- Tazehabad-e Khachekin Location within Iran
- Coordinates: 37°22′44″N 49°38′18″E﻿ / ﻿37.37889°N 49.63833°E
- Country: Iran
- Province: Gilan
- County: Khomam
- District: Chukam
- Rural District: Eshkik

Population (2016)
- • Total: 566
- Time zone: UTC+3:30 (IRST)

= Tazehabad-e Khachekin =

Village in Gilan province, Iran

Tazehabad-e Khachekin (تازه ابادخاچكين) (Note: Also romanized as Tāzehābād-e Khāchekīn and Tāzehābād-e Khvāchekīn; also known as Tāzehābād) is a village in Eshkik Rural District (Note: Formerly Chukam Rural District) of Chukam District in Khomam County, Gilan province, Iran.

==Demographics==
===Population===
At the time of the 2006 National Census, the village's population was 1,146 in 322 households, when it was in the former Khomam District of Rasht County.
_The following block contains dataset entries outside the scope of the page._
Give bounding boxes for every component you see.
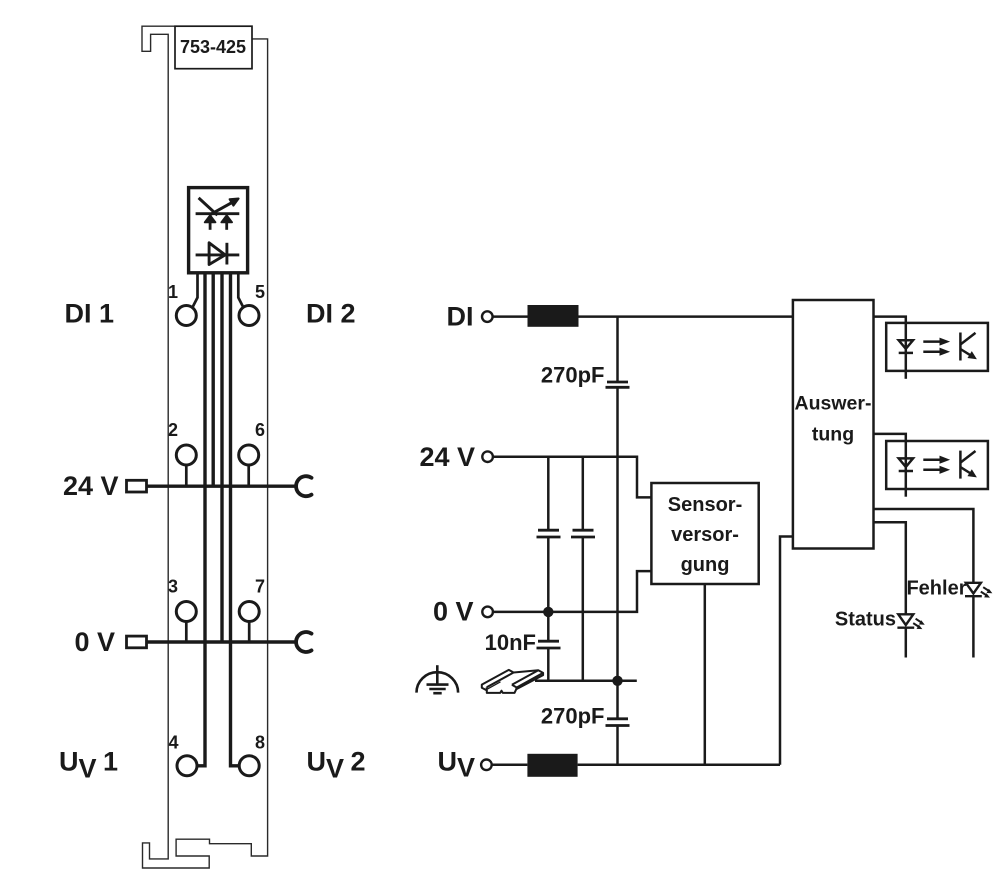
24V rail wire — [147, 485, 297, 488]
capacitor C1 wire lower — [547, 537, 550, 612]
svg-text:7: 7 — [255, 577, 265, 597]
svg-text:3: 3 — [168, 577, 178, 597]
terminal circle 24V — [482, 451, 493, 462]
capacitor C1 wire upper — [547, 457, 550, 530]
junction dot chassis — [612, 676, 622, 686]
svg-text:0 V: 0 V — [74, 627, 115, 657]
wire UV to filter — [491, 764, 527, 767]
svg-text:270pF: 270pF — [541, 704, 605, 729]
clamp circle 3 — [176, 602, 196, 622]
filter choke UV (black) — [527, 754, 577, 777]
svg-text:8: 8 — [255, 733, 265, 753]
svg-text:DI 2: DI 2 — [306, 298, 356, 328]
svg-text:DI: DI — [447, 302, 474, 332]
sensor icon box — [189, 188, 248, 273]
pin 1 lead — [193, 273, 198, 307]
optocoupler 2 internals — [899, 441, 976, 497]
wire DI to Auswertung — [579, 315, 793, 318]
ground symbol — [417, 665, 459, 693]
LED Status — [897, 614, 924, 628]
wire pin4 bus to 0V rail — [220, 273, 223, 642]
wire Auswertung to optocoupler 1 — [874, 317, 906, 323]
wire Status LED lower — [905, 628, 908, 658]
wire 270pF top vertical upper — [616, 317, 619, 382]
capacitor 10nF wire lower to chassis — [547, 648, 550, 680]
terminal circle DI — [482, 311, 493, 322]
svg-text:0 V: 0 V — [433, 597, 474, 627]
wire UV rail — [578, 764, 780, 767]
terminal circle UV — [481, 760, 492, 771]
junction dot 0V / 10nF — [543, 607, 553, 617]
module outline 753-425 housing — [142, 26, 268, 868]
clamp circle 6 — [239, 445, 259, 465]
svg-text:Status: Status — [835, 609, 896, 631]
clamp circle 8 — [239, 756, 259, 776]
Auswertung box — [793, 300, 874, 549]
svg-text:6: 6 — [255, 420, 265, 440]
capacitor C1 plates — [537, 530, 561, 537]
optocoupler box 1 — [886, 323, 988, 371]
svg-text:2: 2 — [168, 420, 178, 440]
optocoupler 1 internals — [899, 323, 976, 379]
capacitor 10nF plates — [537, 641, 561, 648]
label box 753-425 — [175, 26, 252, 68]
svg-text:270pF: 270pF — [541, 363, 605, 388]
clamp circle 2 — [176, 445, 196, 465]
wire pin5 bus to clamp 8 — [231, 273, 239, 766]
24V rail feed-through symbol left — [127, 480, 147, 492]
wire 270pF bottom vertical lower to UV rail — [616, 726, 619, 765]
pin 5 lead — [238, 273, 243, 307]
wire Sensorversorgung to UV rail — [704, 584, 707, 765]
svg-text:10nF: 10nF — [485, 630, 536, 655]
wire pin3 bus to 24V rail — [211, 273, 214, 486]
capacitor C2 plates — [571, 530, 595, 537]
wire 270pF top vertical lower to chassis — [616, 388, 619, 681]
LED Fehler — [965, 583, 992, 597]
wire pin2 bus to clamp 4 — [197, 273, 205, 766]
wire Auswertung to UV rail — [780, 537, 793, 765]
svg-text:1: 1 — [168, 282, 178, 302]
optocoupler box 2 — [886, 441, 988, 489]
clamp circle 5 — [239, 306, 259, 326]
svg-text:DI 1: DI 1 — [64, 298, 114, 328]
capacitor C2 wire upper — [582, 457, 585, 530]
capacitor 270pF bottom plates — [606, 719, 630, 726]
svg-text:24 V: 24 V — [419, 442, 475, 472]
sensor symbol: two up arrows — [205, 215, 232, 229]
stem clamp3 to 0V rail — [185, 622, 188, 643]
capacitor 270pF top — [606, 382, 630, 387]
wire Auswertung to Status LED — [874, 522, 906, 614]
stem clamp6 to 24V rail — [247, 465, 250, 486]
wire Fehler LED lower — [972, 596, 975, 657]
0V rail feed-through symbol left — [127, 636, 147, 648]
svg-text:Auswer-: Auswer- — [795, 393, 872, 415]
stem clamp2 to 24V rail — [185, 465, 188, 486]
wire 270pF bottom vertical upper — [616, 681, 619, 719]
terminal circle 0V — [482, 607, 493, 618]
chassis rail wire — [535, 680, 637, 683]
svg-text:tung: tung — [812, 424, 854, 446]
Sensorversorgung box — [651, 483, 758, 584]
svg-text:Fehler: Fehler — [906, 578, 966, 600]
svg-text:24 V: 24 V — [63, 471, 119, 501]
wire 0V rail — [493, 571, 652, 612]
capacitor 10nF wire upper — [547, 612, 550, 641]
wire Auswertung to optocoupler 2 — [874, 434, 906, 441]
wire DI to filter — [492, 315, 527, 318]
wire Auswertung to Fehler LED — [874, 509, 974, 582]
clamp circle 4 — [177, 756, 197, 776]
24V rail jumper contact arc — [296, 476, 311, 496]
filter choke DI (black) — [528, 305, 579, 327]
svg-text:5: 5 — [255, 282, 265, 302]
svg-text:4: 4 — [168, 733, 178, 753]
clamp circle 7 — [239, 602, 259, 622]
sensor symbol top: line with crossing arrow — [196, 198, 240, 215]
svg-text:753-425: 753-425 — [180, 37, 246, 57]
0V rail jumper contact arc — [296, 632, 311, 652]
svg-text:gung: gung — [681, 554, 730, 576]
DIN rail icon — [482, 670, 543, 693]
capacitor C2 wire lower to chassis — [582, 537, 585, 680]
0V rail wire — [147, 640, 297, 643]
svg-text:versor-: versor- — [671, 524, 739, 546]
svg-text:Sensor-: Sensor- — [668, 494, 742, 516]
clamp circle 1 — [176, 306, 196, 326]
wire 24V rail — [493, 457, 652, 498]
diode symbol in icon box — [196, 243, 240, 265]
stem clamp7 to 0V rail — [248, 622, 251, 643]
The following census in 2011 counted 681 people in 221 households. The 2016 census measured the population of the village as 566 people in 204 households.

In 2020, the district was separated from the county in the establishment of Khomam County, and the rural district was transferred to the new Chukam District.